The existing literature provides limited evidence concerning the perinatal outcomes of twins born to mothers with GDM and PE. Our research indicates that women with PE who also have GDM may experience a non-significant increase in the risks of preterm birth and infections. Conversely, the presence of GDM appears to mitigate the adverse effects of PE on fetal growth, thereby decreasing the likelihood of SGA outcomes. Further investigations are warranted to elucidate the underlying pathophysiological mechanisms. The relationship between lipid profiles in GDM and their potential as indicators of preexisting insulin resistance remains a subject of ongoing debate.51 A robust study conducted in China established a significant association between lipolysis and GDM.52 Maternal hyperlipidemia may elevate oxidative stress in the fetus, potentially leading to vascular damage and disruption of normal placentation processes.53 Our research represents the first attempt to compare twin pregnancies affected by dyslipidemia in the context of GDM with those that are not affected. However, we did not identify any correlation between PE or fetal growth and dyslipidemia. Given the limited sample size within the subgroups, there is a pressing need for extensive multicenter cohort studies to clarify the relationship between these variables.

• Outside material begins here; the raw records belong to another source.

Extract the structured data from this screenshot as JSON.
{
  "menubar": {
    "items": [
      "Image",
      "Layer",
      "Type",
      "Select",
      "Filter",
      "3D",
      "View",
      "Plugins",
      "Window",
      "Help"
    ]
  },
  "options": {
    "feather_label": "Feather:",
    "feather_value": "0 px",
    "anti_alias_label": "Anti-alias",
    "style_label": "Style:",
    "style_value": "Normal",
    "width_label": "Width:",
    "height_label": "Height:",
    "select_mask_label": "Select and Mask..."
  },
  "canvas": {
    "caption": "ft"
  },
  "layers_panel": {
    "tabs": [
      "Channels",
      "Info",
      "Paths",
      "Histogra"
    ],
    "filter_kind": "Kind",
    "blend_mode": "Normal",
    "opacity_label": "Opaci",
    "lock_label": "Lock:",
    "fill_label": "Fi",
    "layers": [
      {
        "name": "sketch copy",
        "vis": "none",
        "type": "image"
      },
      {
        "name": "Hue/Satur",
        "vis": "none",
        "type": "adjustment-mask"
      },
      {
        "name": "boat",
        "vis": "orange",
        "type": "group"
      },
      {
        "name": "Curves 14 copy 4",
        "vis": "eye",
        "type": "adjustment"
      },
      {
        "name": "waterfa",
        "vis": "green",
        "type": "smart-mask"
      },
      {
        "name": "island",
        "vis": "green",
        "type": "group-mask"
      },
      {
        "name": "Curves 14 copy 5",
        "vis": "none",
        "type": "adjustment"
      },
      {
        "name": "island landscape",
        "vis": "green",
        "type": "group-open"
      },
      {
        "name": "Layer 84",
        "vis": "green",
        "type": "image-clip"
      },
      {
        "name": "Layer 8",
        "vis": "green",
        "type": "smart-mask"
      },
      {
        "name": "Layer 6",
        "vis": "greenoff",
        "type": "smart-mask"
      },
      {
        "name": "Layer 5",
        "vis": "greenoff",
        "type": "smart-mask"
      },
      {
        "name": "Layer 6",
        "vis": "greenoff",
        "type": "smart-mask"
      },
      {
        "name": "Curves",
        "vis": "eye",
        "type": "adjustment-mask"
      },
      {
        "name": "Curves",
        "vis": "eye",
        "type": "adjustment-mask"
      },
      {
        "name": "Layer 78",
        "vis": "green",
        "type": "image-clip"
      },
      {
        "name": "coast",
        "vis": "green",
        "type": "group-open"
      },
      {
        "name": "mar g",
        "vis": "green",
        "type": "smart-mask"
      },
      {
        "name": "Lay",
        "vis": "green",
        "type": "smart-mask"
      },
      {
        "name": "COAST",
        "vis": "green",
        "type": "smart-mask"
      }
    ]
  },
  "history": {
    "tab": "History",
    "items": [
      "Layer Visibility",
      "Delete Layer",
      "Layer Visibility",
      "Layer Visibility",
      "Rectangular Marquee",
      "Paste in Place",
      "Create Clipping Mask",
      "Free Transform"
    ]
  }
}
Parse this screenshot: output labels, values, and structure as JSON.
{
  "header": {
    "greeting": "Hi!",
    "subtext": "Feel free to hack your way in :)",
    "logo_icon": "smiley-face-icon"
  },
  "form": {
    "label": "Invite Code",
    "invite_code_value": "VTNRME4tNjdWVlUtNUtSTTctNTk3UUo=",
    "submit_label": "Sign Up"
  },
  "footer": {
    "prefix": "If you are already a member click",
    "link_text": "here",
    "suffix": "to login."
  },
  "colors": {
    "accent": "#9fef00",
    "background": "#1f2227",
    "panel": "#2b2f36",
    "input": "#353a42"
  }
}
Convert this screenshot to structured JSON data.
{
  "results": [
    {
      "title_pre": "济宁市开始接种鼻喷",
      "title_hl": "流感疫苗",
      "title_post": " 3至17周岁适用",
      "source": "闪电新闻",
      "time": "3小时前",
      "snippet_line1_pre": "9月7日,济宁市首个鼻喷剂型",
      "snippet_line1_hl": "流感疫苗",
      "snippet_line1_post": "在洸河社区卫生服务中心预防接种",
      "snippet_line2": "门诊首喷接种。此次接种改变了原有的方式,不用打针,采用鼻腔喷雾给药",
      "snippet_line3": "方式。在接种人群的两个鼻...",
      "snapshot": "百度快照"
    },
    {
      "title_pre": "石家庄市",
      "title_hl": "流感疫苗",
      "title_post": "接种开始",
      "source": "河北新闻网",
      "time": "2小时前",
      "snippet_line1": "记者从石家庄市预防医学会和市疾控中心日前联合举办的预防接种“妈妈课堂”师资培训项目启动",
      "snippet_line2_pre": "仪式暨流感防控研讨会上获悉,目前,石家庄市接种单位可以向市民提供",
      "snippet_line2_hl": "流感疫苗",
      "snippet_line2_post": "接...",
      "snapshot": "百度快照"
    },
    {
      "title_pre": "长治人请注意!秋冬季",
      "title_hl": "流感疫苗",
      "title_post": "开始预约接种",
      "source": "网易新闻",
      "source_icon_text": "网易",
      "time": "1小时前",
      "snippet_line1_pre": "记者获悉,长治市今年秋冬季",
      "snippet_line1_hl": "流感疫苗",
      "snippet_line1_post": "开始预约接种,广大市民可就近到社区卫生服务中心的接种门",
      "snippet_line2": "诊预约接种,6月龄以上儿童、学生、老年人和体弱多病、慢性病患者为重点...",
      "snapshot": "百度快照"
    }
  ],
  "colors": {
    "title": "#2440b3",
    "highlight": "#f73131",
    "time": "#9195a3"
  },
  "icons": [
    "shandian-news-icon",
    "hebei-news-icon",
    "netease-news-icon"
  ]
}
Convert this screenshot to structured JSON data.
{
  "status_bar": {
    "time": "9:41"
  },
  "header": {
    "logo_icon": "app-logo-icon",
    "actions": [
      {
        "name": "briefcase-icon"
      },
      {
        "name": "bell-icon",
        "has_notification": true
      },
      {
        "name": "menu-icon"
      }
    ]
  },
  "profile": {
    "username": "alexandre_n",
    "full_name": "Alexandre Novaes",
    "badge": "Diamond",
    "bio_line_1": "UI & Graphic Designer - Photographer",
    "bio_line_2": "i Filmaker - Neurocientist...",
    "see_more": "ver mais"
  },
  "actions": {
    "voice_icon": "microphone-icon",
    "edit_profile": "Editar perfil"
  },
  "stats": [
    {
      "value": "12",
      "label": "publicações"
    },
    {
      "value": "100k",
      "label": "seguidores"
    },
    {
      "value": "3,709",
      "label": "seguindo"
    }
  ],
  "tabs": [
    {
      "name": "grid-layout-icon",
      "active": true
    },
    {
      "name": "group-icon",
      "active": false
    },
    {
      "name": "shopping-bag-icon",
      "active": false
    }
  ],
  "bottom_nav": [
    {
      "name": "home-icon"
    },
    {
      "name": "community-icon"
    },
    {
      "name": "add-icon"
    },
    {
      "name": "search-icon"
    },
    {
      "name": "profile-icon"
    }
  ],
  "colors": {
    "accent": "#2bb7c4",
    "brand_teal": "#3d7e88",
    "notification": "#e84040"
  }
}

The current study exhibited several strengths. Firstly, we included a greater number of relevant confounding factors in multivariable logistic regressions compared to previous similar studies, enhancing the reliability of our findings. Secondly, we employed two statistical methods to assess the potential increase in the risk of adverse maternal and perinatal complications in twin pregnancies among those diagnosed with GDM, and the results remained largely unchanged, thereby bolstering the robustness of our findings. Lastly, we collected data on OGTT results and the degree of glycemic control during gestation, allowing us to investigate the correlation between glycemic levels and the primary outcomes. However, there are some limitations to be noted in our study. Firstly, the study was conducted at a single tertiary specialty hospital in China, which may restrict the generalizability of our results to other populations. Secondly, only two women in our study required insulin therapy, so our results may not be applicable to those receiving insulin therapy. Thirdly, in our cohort, nearly 50% of twin pregnancies were conceived through assisted reproductive technology, which aligns with international guidelines that recommend preventive treatment with aspirin for PE in such cases.54,55 However, it is noteworthy that the majority of these women were not prescribed aspirin, a factor that may have influenced our results. Finally, due to the limited number of women in our study, we were unable to assess those with HbA1c levels ranging from 5.5% to less than 6.0%. The potential risk of hypoglycemia during gestation associated with strict glycemic control could not be evaluated in the present study due to a lack of related information, although we did not find strong evidence of a correlation between blood glucose levels and fetal growth.

Conclusion

The incidence of PE did not show a significant increase in twin pregnancies complicated by GDM, regardless of the chorionicity. However, it was notably elevated in subgroups with a fasting blood glucose level ranging from 5.1 mmol/L (92mg/dL) to less than 5.3 (95.6mg/dL) mmol/L or an HbA1c level of ≥5.5%. No significant associations were observed between the co-occurrence of GDM and PE and the incidence of pregnancy complications in twin pregnancies. Neonatal outcomes were found to be similar between twin pregnancies with GDM and those without.

Acknowledgments

We are grateful to the patients who made this study possible. This paper has been uploaded to ResearchSquare as a preprint: https://www.researchsquare.com/article/rs-3743233/v1

Disclosure

The authors report no conflicts of interest in this work.